How Ethernet Evolved from Shared Coax to Modern Gigabit Networks
This article traces Ethernet's transformation from its early shared‑medium, half‑duplex coaxial designs with CSMA/CD rules to today's high‑speed, full‑duplex switched networks, highlighting key technologies like the vampire tap, 10BASE5 "yellow thick" cable, AUI, and the reasons behind the shift to twisted‑pair and fiber.
Early Ethernet Architecture
Ethernet originated at Xerox PARC as a shared‑medium, half‑duplex LAN. All stations were attached to a single coaxial cable and contended for the medium using the CSMA/CD protocol.
CSMA/CD Mechanics
Carrier Sense (CS) : a NIC monitors the line voltage; transmission starts only if the line is idle.
Multiple Access (MA) : any station may attempt to transmit once the line is sensed idle.
Collision Detection (CD) : while transmitting, the NIC continuously samples the line. If the sensed voltage deviates from the transmitted pattern, a collision is declared.
On collision detection the NIC:
Sends a jam signal (32 µs) to ensure all stations see a corrupted frame.

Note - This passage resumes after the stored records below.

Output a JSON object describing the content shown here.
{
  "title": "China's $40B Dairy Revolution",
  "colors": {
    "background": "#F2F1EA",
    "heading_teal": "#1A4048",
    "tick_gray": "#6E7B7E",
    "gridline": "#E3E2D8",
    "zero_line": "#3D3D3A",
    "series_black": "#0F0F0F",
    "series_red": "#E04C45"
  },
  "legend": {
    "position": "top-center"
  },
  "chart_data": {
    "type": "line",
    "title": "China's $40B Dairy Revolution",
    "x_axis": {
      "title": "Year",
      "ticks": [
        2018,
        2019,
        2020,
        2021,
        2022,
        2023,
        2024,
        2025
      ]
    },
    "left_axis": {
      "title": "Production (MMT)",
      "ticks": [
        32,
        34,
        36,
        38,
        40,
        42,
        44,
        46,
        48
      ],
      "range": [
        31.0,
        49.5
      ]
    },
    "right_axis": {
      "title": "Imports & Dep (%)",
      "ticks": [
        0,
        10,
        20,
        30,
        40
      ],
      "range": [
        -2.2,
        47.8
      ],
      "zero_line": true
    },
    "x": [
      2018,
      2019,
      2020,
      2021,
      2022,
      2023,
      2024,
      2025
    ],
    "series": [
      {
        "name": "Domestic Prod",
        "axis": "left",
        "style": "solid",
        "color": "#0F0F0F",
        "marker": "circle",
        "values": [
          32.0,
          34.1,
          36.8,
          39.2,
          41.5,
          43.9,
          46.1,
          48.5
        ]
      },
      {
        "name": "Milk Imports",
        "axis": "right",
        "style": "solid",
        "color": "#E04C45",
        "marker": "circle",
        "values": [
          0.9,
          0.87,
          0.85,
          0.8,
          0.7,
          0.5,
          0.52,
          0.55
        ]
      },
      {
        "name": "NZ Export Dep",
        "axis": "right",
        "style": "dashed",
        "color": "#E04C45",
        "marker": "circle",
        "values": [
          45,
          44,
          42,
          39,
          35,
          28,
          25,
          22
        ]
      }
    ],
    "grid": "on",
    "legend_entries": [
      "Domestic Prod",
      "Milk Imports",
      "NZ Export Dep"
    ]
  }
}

Stops the current transmission.
Waits a random back‑off interval chosen from the range 0 … (2^k – 1) * slot_time, where k is the collision count (capped at 10) and slot_time is 512 bit‑times (≈51.2 µs at 10 Mbps).
Retries transmission.
The protocol imposes a minimum frame size of 64 bytes (512 bits) so that a transmitting station can still detect a collision before the frame ends. It also defines a maximum cable length for a given data rate to keep the round‑trip propagation delay below one slot time.
First Commercial Ethernet – 10BASE5 (Thicknet)
10BASE5 was the first widely deployed Ethernet standard. Its key parameters were:
Speed : 10 Mbps
Maximum segment length : 500 m
Cable type : 50 Ω RG‑8/U coax, bright yellow for easy identification
Connector : N‑type BNC at each end, terminated with 50 Ω resistors
Attachment method : vampire tap – a metal clamp that pierces the cable insulation without cutting the conductor.
Vampire Tap Installation
To add a station without interrupting the network:
Mark the precise tap location (black‑painted reference points are spaced according to the Ethernet timing budget).
Use a specialized drilling tool to make a clean hole through the cable jacket.
Clamp the transceiver onto the exposed conductor; the tap provides both signal coupling and a 50 Ω termination for the segment.
Advantages: no network outage and flexible placement. Drawbacks: requires skilled technicians; a mis‑drilled tap can cause intermittent faults or total segment failure.
Alternative – Cut‑and‑Splice
The more disruptive method involves cutting the cable, installing an N‑type connector, mounting the transceiver, and then restoring the link. This forces a full network outage and is rarely used in practice.
Attachment Unit Interface (AUI)
Early Ethernet NICs did not contain a transceiver. Instead they connected to an external transceiver via a 15‑pin AUI cable (approximately 50 cm long). The AUI cable is passive; power for the transceiver is supplied from the host. This architecture added bulk and complexity compared with modern integrated PHYs.
Transition to Switched, Full‑Duplex Ethernet
Shared‑medium Ethernet suffered from:
Collision domains that limited aggregate throughput.
Difficulty scaling beyond a single 500 m segment.
High installation and maintenance cost due to thick coax and precise tap locations.
The introduction of Ethernet switches in the late 1980s provided a dedicated point‑to‑point link for each port, eliminating collisions. Full‑duplex operation (simultaneous transmit and receive) became standard, allowing the CSMA/CD algorithm to be retired.
Speed Evolution Timeline
1973 – 3 Mbps (≈2.94 Mbps) over RG‑11 coax.
1980 – 10 Mbps (10BASE5 thicknet).
1990 – 100 Mbps Fast Ethernet (100BASE‑TX over Category 5 twisted pair).
1998 – 1 Gbps (1000BASE‑SX/LX over fiber, 1000BASE‑T over Cat5e).
2001 – 10 Gbps (10GBASE‑SR/LR over fiber, 10GBASE‑T over Cat6a).
2010 – 40 Gbps (40GBASE‑SR4).
2015 – 100 Gbps (100GBASE‑SR10, 100GBASE‑LR4).
Key Takeaways
Early Ethernet introduced several concepts that remain fundamental:
Distributed media access without a central controller.
Deterministic timing constraints (minimum frame size, maximum segment length) derived from the physics of signal propagation.
The elegant CSMA/CD state machine, still taught as a classic example of contention‑based networking.
Understanding the constraints of the original coaxial, shared‑medium design explains why modern Ethernet migrated to switched, full‑duplex, twisted‑pair and fiber media, achieving orders of magnitude higher bandwidth while simplifying installation and troubleshooting.